Mix Tape by Brett Witty [Comp05]

IFDB page: Mix Tape
Final placement: 18th place (of 36) in the 2005 Interactive Fiction Competition

The blurb for this game brought a big smile to my face:

For those with a love of music, creating a mixtape can be a genuine form of poetry. When someone cannot create the right words to express their love, rejection, loss or hope, they may find them in their favourite artists. This is my Mix Tape.

“Yeah,” I thought, “I’m part of the target audience.” As an 80’s kid, mix tapes were right in my wheelhouse. Nick Hornby is less so, but the game still endeared itself to me by starting off with two Hornby homages in rapid sequence — a quote from High Fidelity (albeit the movie, not the book), and a shout-out to Ben Folds Five’s “Smoke”, a Hornby favorite highlighted in Songbook, from an artist with whom Hornby would later have a Taupin/John style collaboration. The game’s writing is good, not just free of errors but evoking a strong mood and involving the senses. “Oh yeah,” I think, “I’m going to love this.”

Cut to 30 minutes later, and I cannot wait to break up with this game. Basically, the honeymoon ended the moment I tried to do anything outside the exact path the game was expecting. Twentysomething drama spins up almost immediately around the mix tape concept, which is fine — I have experienced my fair share of mix tapes, twentysomething drama, and mix tapes about twentysomething drama — but it turns out the drama is very fragile. My overwrought boyfriend has brought me up to a mountaintop so we can ceremoniously tear out and burn pages from our relationship scrapbook (ugh), but because I didn’t follow the path dictated by the walkthrough, the game and I are at an impasse. Behold:

>talk to peter
“Um, Peter?” you ask.

He quietly turns to face you, and nods, letting you speak further.

(You could ask him why you are here.)

>peter, why am I here
The story doesn’t understand that command.

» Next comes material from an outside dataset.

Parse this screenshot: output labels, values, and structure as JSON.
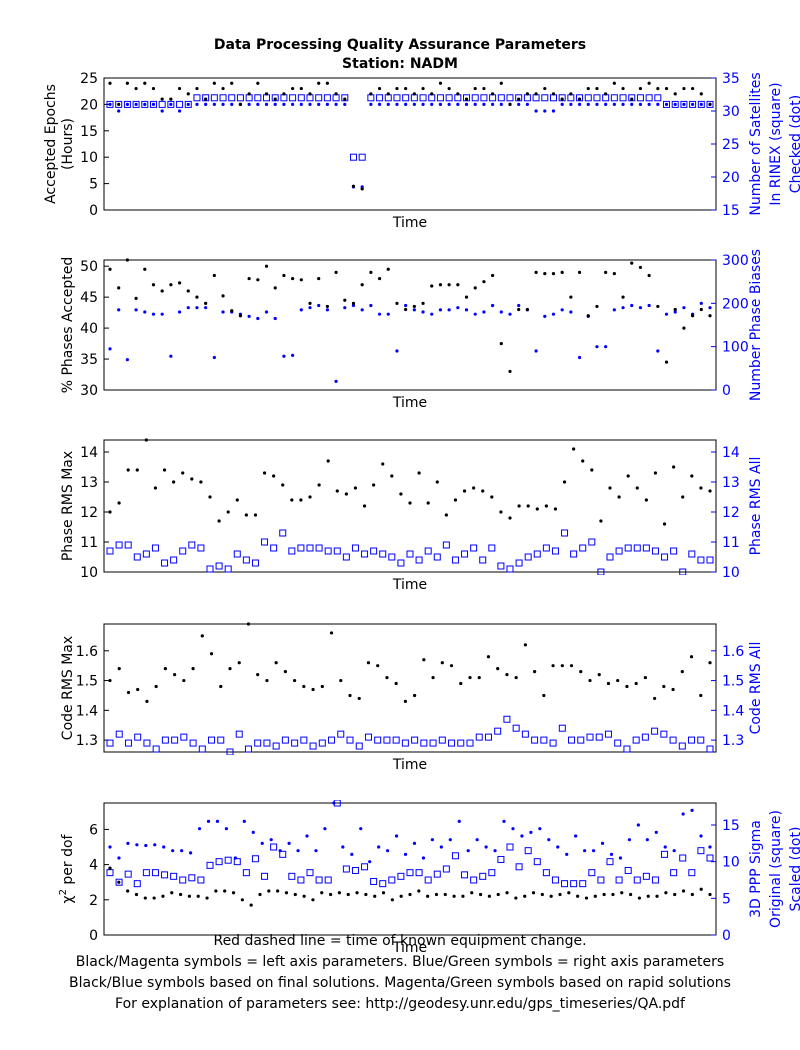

>ask peter about why I am here
Peter interrupts you. “Valentine, we have to concentrate on this. On our relationship. Do you understand what we need to do?”

>no
Peter does not respond.

>peter, no
Peter does not respond.

Turns out the game was waiting for the bizarre command “ask him why you are here”, which feels very confused — who’s the “you” in that scenario, when the game itself addresses the player/character as you? Surely that’s not how the player/character would refer to herself? But it got worse. He asked if I was ready to burn the book, and I said no. From there, it appears I entered an unwinnable state, though the game’s obtuseness disguised that for a while.

>s
You haven’t finished what you’ve come to do yet.

>x fire
A timid campfire whips its small fingers of flame about, sheltering as much as it can from the wind.

>put out fire
Done.

>x fire
A timid campfire whips its small fingers of flame about, sheltering as much as it can from the wind.

>ask peter about me
You mumble about me, but Peter doesn’t hear you. Or chooses not to respond.

>give scrapbook to peter
Peter does not appear interested.

>put scrapbook in fire
Peter stops you. “No wait... We should do this, you know, ceremoniously. Tear out a page at a time.”

>tear page
You don’t want to damage the book just yet.

>get page
You can’t have that; it’s part of your scrapbook.

>burn scrapbook
What do you want to light it with?

>fire
(first trying to light the campfire)
What do you want to light it with?

>tear out a page at a time
The story doesn’t understand that command.

>tear out a page
(the page)
You don’t want to damage the book just yet.

Not only did I absolutely want to damage the book, I wanted to damage the game. Instead, in an ironic twist, it was burning me instead, one move at a time.

Mix Tape is structured as a series of scenes, each of which is associated with a song. It’s a great structure for the concept, but it becomes maddening when you get trapped in a scene, because there’s nowhere else to go. On this count, the second scene was no better than the first. I’m going to go ahead and spoil the magic command that’s needed, which is “serve dinner”. Showing the dinner to Peter doesn’t work. Telling Peter about the dinner doesn’t work. And so on. Plus, Peter is a total jerk about the whole thing anyway, and Valentine is rock-stupid, like “can’t unlock a door from the inside” stupid.

The last several scenes go by much more smoothly, because they are mostly non-interactive — the kind of thing that propels itself forward no matter what you do. Normally I find that kind of thing irritating, but this time it really felt like a relief. Once I wasn’t stuck in guess-the-command hell, I was able to enjoy the writing, characterization, and scene-setting a little more. By this point, I didn’t find either of the characters sympathetic, but I could at least appreciate how lovingly the game portrays their dysfunction.

Moments like that make me sad about saying this, but Mix Tape, it’s just not going to work out between us. And it’s not me, it’s you.